ROXY, LA. - Returning to a smaller venue, without the dazzling slide show and minus the tons of equipment they use to record their LPs, Gentle Giant still delivered a galvanizing, much-appreciated set here recently.

Energetic music, finely tuned craftsmanship and pointed lyrics have always propelled this underrated outfit of progressive British rockers past the brevity of trends to capture an on-going, ever-growing core of listeners. What Gentle Giant did was play a balanced mix of tunes from their latest Columbia LP, "Civilian," with compositions from their previous releases to overwhelm fans both old and new.

The band wasted no time offering up high-powered new rock on a song from the latest album titled, "Convenience (Clean and Easy)", which is most certainly an accessible example of the band's lyric wit, delivered with appropriate drama by group co-founder and lead vocalist Derek Shulman.

And before the audience could properly catch its breath, Gary Green's raucous heavy-metal guitar prelude opened on the group's "All Through The Night," which is as rhythmic as it is laden with the group's always-English, classic melodic overtones.

The English sound is primarily due to Kerry Minnear's constantly tasteful use of his multi-keyboard set-up and his penchant for creating sound textures without being shallow or out of the context of the music. But perhaps the cornerstone of the band's rock sound rested on Green's guitar work, bassist Ray Shulman (Derek's brother) and drummer John Weathers.

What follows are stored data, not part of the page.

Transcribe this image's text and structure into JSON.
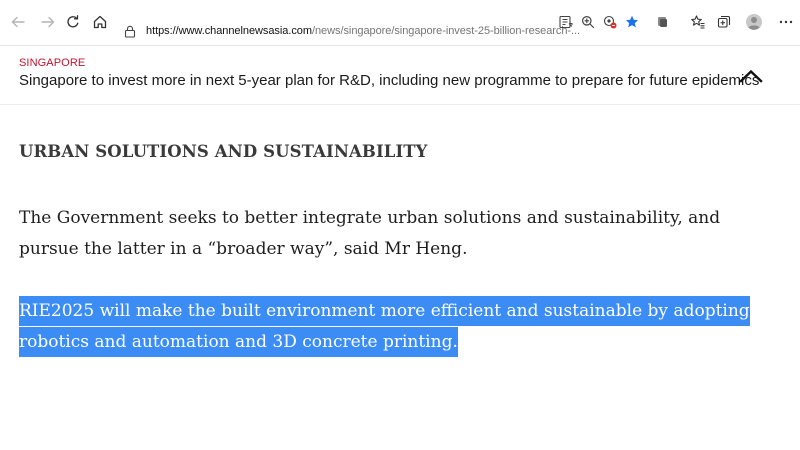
{
  "browser": {
    "url_domain": "https://www.channelnewsasia.com",
    "url_path": "/news/singapore/singapore-invest-25-billion-research-...",
    "icons": {
      "back": "back-arrow-icon",
      "forward": "forward-arrow-icon",
      "refresh": "refresh-icon",
      "home": "home-icon",
      "lock": "lock-icon",
      "reader": "reader-view-icon",
      "zoom": "zoom-icon",
      "tracking": "tracking-prevention-icon",
      "favorite": "star-icon",
      "extensions": "extensions-icon",
      "favorites_bar": "favorites-icon",
      "collections": "collections-icon",
      "profile": "profile-avatar-icon",
      "menu": "more-menu-icon"
    },
    "colors": {
      "favorite_star": "#1a73e8",
      "tracking_badge": "#d93025"
    }
  },
  "article_header": {
    "section": "SINGAPORE",
    "title": "Singapore to invest more in next 5-year plan for R&D, including new programme to prepare for future epidemics",
    "collapse_icon": "chevron-up-icon",
    "section_color": "#c0152f"
  },
  "article": {
    "heading": "URBAN SOLUTIONS AND SUSTAINABILITY",
    "paragraph_1": "The Government seeks to better integrate urban solutions and sustainability, and pursue the latter in a “broader way”, said Mr Heng.",
    "paragraph_2": "RIE2025 will make the built environment more efficient and sustainable by adopting robotics and automation and 3D concrete printing.",
    "selection_color": "#3b8df5"
  }
}
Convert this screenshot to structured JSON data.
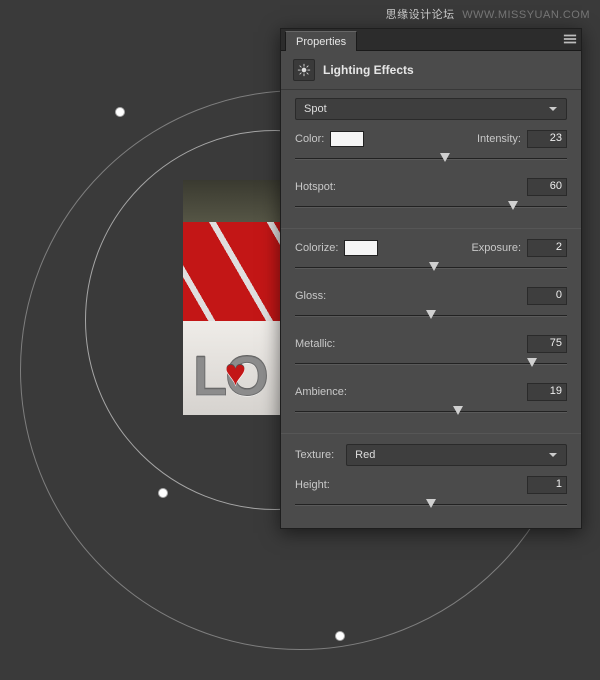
{
  "watermark": {
    "cn": "思缘设计论坛",
    "url": "WWW.MISSYUAN.COM"
  },
  "panel": {
    "tab_label": "Properties",
    "title": "Lighting Effects",
    "light_type": "Spot",
    "color_label": "Color:",
    "color_swatch": "#f5f5f5",
    "intensity_label": "Intensity:",
    "intensity_value": "23",
    "intensity_pct": 55,
    "hotspot_label": "Hotspot:",
    "hotspot_value": "60",
    "hotspot_pct": 80,
    "colorize_label": "Colorize:",
    "colorize_swatch": "#f5f5f5",
    "exposure_label": "Exposure:",
    "exposure_value": "2",
    "exposure_pct": 51,
    "gloss_label": "Gloss:",
    "gloss_value": "0",
    "gloss_pct": 50,
    "metallic_label": "Metallic:",
    "metallic_value": "75",
    "metallic_pct": 87,
    "ambience_label": "Ambience:",
    "ambience_value": "19",
    "ambience_pct": 60,
    "texture_label": "Texture:",
    "texture_value": "Red",
    "height_label": "Height:",
    "height_value": "1",
    "height_pct": 50
  },
  "image_letters": "LO"
}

On selections from the Giant's "In a Glass House," "Octopus" and "The Power and the Glory" LPs, the band showed why it has not been necessary to bow to music trends to maintain an accessible, exciting sound. With music ranging from the traditional English madrigal style to rock with flute of jazz-funk, the music always remains Gentle Giant's. And during an encore of "Number One," from their latest album, the band was quite believable.